Elles avaient été attribuées par les autorités à des partisans de l'ancien président Laurent Gbagbo - des civils et des militaires, policiers ou gendarmes -, ce que dément le parti de l'ex-chef de l'État, le Front populaire ivoirien (FPI).

Ces violences ont été suivies de l'arrestation de plusieurs hauts responsables du camp Gbagbo, dont le secrétaire général du FPI, Laurent Akoun, condamné à six mois de prison ferme pour « trouble de l'ordre public ». Cinquante-quatre civils et 19 militaires ont aussi été arrêtés et sont inculpés, notamment pour « attentat contre la sûreté de l'État ».

Réconciliation en panne

De nombreux responsables politiques et militaires de l'ex-régime ivoirien ont trouvé refuge au Ghana, qui partage une frontière de près de 700 km avec la Côte d'Ivoire, ce qui a créé des tensions entre Accra et Abidjan. Le président ghanéen, John Dramani Mahama, a cependant assuré le 5 septembre qu'il ne laissera pas son pays servir de « base arrière » pour déstabiliser la Côte d'Ivoire.
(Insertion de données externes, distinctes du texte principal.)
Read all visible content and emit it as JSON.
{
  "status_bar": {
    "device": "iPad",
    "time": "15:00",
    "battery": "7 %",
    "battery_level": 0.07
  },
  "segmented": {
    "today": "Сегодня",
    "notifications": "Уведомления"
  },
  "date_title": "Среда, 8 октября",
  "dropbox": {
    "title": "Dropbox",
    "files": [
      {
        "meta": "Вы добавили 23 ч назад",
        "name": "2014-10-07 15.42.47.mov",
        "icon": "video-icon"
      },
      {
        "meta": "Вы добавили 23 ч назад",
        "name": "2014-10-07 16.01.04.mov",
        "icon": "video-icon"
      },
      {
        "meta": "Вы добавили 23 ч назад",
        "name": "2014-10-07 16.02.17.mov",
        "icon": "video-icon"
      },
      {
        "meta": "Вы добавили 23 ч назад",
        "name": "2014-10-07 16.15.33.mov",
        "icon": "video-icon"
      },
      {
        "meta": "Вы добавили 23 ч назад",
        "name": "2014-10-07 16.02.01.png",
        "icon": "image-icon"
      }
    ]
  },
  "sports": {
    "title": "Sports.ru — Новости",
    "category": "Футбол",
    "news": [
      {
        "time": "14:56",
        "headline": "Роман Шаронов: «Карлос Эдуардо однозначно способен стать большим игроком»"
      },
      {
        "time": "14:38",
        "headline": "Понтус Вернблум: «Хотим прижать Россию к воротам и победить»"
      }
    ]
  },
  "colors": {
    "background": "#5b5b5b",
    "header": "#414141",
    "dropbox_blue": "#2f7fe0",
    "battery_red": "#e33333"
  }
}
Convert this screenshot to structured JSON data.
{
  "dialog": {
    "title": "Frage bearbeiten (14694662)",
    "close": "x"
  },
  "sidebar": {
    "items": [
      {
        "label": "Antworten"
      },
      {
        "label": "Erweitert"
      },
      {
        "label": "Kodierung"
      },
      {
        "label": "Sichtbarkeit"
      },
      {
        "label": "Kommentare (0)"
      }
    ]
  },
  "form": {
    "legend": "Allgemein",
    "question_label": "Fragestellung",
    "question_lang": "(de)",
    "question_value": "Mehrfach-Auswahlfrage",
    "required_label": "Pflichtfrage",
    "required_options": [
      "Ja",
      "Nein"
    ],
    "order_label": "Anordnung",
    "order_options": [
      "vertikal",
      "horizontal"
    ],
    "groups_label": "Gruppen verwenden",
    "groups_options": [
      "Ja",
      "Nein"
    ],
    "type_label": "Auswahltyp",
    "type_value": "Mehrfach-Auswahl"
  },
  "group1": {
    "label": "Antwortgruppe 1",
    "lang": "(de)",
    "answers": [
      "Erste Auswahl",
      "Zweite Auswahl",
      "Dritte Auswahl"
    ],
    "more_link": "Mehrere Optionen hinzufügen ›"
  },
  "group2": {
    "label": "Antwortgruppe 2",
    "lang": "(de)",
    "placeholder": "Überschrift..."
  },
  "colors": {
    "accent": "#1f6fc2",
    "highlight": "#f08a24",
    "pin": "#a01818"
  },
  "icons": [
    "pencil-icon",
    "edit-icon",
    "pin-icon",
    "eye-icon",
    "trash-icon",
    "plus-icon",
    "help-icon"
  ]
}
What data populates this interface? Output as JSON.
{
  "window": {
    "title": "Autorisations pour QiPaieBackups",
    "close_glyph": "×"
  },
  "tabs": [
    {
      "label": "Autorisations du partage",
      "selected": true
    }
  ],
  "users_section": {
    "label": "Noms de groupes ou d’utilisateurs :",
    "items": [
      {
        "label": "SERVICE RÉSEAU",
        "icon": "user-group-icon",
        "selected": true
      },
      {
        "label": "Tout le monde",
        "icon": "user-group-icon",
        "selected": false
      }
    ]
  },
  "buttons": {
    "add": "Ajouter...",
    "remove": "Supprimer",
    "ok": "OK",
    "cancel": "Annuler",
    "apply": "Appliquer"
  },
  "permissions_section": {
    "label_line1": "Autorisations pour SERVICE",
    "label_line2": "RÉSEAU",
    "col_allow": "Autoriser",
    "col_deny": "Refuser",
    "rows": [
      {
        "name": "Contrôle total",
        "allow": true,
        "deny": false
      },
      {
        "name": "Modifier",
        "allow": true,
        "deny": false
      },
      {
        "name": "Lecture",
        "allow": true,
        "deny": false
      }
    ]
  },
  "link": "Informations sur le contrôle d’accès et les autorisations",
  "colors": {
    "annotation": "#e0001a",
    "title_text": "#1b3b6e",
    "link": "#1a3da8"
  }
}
Le porte-parole en exil de Laurent Gbagbo, et adversaire virulent du nouveau pouvoir, Justin Koné Katinan, accusé de « crimes économiques » par Abidjan, a été arrêté le 24 août à Accra. La justice ghanéenne examine une demande d'extradition vers la Côte d'Ivoire.

Les attaques de jeudi soir ont également eu lieu au lendemain de la commémoration du dixième anniversaire du déclenchement de la rébellion contre l'ancien président Laurent Gbagbo. Le processus de réconciliation paraît en panne en Côte d'Ivoire. Le représentant spécial du secrétaire général des Nations unies, Bert Koenders, a appelé cette semaine à « relancer un véritable dialogue politique dans le pays ».

Le président de la Commission dialogue, vérité et réconciliation (CDVR), l'ancien Premier ministre Charles Konan Banny, avait aussi exhorté fin août le président Alassane Ouattara à prendre des « initiatives » pour relancer le dialogue.